Translation:Math is practical in everyday life.
There is a difference in English between the phrase "every day" (something that happens on a daily basis) and the adjective "everyday" (commonplace, ordinary). "Math is practical everyday" isn't grammatically correct. "Math is practical every day" would imply that you have a practical use for mathematics every day of your life. "Math is practical in everyday life" would imply not that you use math every single day, but rather that there are practical uses for mathematics in one's ordinary activities, i.e. you don't need to be involved in an unusual activity to have a practical use for math.
Example: I wear clothes every day, but when I go somewhere fancy, I don't wear my everyday clothes.
Mathematics, physics, economics etc science names are all always singular in English, even if they sound like plurals. There is a good way to test: think if you can add numerals. Can you say "two mathematics" or "three mathematics" without sounding weird? If not, then it must be singular.
I think it always requires the verb in the singular, even though it looks like plural. I have never seen mathematics, or physics, or economics and verb in plural form anywhere.
In Britain, it's common to refer to 'maths' as plural. In US English, it's 'math', and it's singular.
EDIT: although now that I think about it, I'm not sure what verb form they use in the UK
I said Math is practical in everyday and said it was wrong for the life bit not fair
every day ≠ everyday
I said, 'Mathematics are practical in the daily routine'..and was marked as wrong.. im going to challenge that..
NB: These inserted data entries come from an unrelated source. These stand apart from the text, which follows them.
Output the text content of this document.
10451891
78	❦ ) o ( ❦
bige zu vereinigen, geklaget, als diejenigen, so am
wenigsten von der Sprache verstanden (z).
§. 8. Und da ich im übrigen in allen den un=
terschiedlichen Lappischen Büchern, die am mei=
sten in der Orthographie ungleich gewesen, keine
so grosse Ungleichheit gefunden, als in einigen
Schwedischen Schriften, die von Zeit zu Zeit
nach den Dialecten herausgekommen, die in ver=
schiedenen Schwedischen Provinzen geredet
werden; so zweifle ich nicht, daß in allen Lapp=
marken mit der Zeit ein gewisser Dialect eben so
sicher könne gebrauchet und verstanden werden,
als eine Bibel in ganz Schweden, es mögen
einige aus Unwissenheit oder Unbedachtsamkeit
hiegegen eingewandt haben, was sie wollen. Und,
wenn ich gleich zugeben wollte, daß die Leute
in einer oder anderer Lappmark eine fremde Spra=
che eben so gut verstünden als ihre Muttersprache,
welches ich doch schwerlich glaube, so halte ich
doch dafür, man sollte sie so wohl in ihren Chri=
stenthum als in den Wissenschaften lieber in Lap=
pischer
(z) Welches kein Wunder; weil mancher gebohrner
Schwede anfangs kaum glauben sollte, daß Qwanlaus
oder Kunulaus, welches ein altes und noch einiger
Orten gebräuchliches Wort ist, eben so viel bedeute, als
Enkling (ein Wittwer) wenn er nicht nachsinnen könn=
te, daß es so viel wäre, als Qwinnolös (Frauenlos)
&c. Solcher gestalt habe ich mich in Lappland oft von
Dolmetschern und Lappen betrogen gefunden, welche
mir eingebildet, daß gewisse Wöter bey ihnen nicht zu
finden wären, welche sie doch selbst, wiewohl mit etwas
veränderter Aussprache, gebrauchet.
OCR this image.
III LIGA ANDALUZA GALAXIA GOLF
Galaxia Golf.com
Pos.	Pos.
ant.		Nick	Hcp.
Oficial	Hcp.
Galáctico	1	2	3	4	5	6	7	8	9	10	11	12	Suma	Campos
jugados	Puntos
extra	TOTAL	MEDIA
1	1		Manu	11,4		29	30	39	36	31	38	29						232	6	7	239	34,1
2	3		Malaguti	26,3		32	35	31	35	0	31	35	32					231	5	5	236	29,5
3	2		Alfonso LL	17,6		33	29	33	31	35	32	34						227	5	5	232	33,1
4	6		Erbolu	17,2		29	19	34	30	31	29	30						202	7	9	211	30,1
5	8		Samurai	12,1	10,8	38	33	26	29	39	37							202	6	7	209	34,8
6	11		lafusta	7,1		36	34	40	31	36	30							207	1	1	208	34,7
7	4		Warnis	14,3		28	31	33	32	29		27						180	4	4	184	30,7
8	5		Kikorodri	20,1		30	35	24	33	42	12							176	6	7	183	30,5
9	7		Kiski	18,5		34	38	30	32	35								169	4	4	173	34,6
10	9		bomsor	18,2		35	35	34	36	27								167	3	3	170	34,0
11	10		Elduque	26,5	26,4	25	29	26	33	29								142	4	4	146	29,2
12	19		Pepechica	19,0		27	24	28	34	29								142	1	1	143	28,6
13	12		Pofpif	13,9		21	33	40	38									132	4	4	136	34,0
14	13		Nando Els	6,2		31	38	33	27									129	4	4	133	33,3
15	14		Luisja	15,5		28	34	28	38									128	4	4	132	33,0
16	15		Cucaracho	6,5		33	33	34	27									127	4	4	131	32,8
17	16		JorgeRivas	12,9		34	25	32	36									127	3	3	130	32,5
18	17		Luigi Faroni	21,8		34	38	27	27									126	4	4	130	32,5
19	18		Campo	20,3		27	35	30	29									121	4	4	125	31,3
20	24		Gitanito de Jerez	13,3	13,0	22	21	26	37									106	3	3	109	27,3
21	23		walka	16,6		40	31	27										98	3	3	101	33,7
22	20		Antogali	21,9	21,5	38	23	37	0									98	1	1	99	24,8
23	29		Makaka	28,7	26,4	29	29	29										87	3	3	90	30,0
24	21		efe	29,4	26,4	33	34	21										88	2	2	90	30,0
I wrote "Math is practical in your daily routine." simply because I felt using "the daily routine" sounded strange despite it being grammatically correct. I reported mine as well. I think they both get the meaning across.
GreggOst: Probably there is an issue at least with "are". See the discussion started by Danmoller.
KarinGrant: "your" should not be in the translation. It's not there in the German sentence.
Canadian here; I have never in my life had someone say "Mathematics is" anything, ever.
One can dispute if it's a singular plural but I have also never heard someone say "Mathematic" on its own so one can, I suppose, argue that it either only singular (as a single field) or only plural (as a collection of disciplines).
Long story short I'm going to rules lawyer this because I'm annoyed at being marked wrong.
I pronounced "Mathematik ist nicht praktisch im Alltag" and it accepted xD
"... in real life." should be accepted. That is how it is expressed, at least, how I expressed the concept to my mathematics students.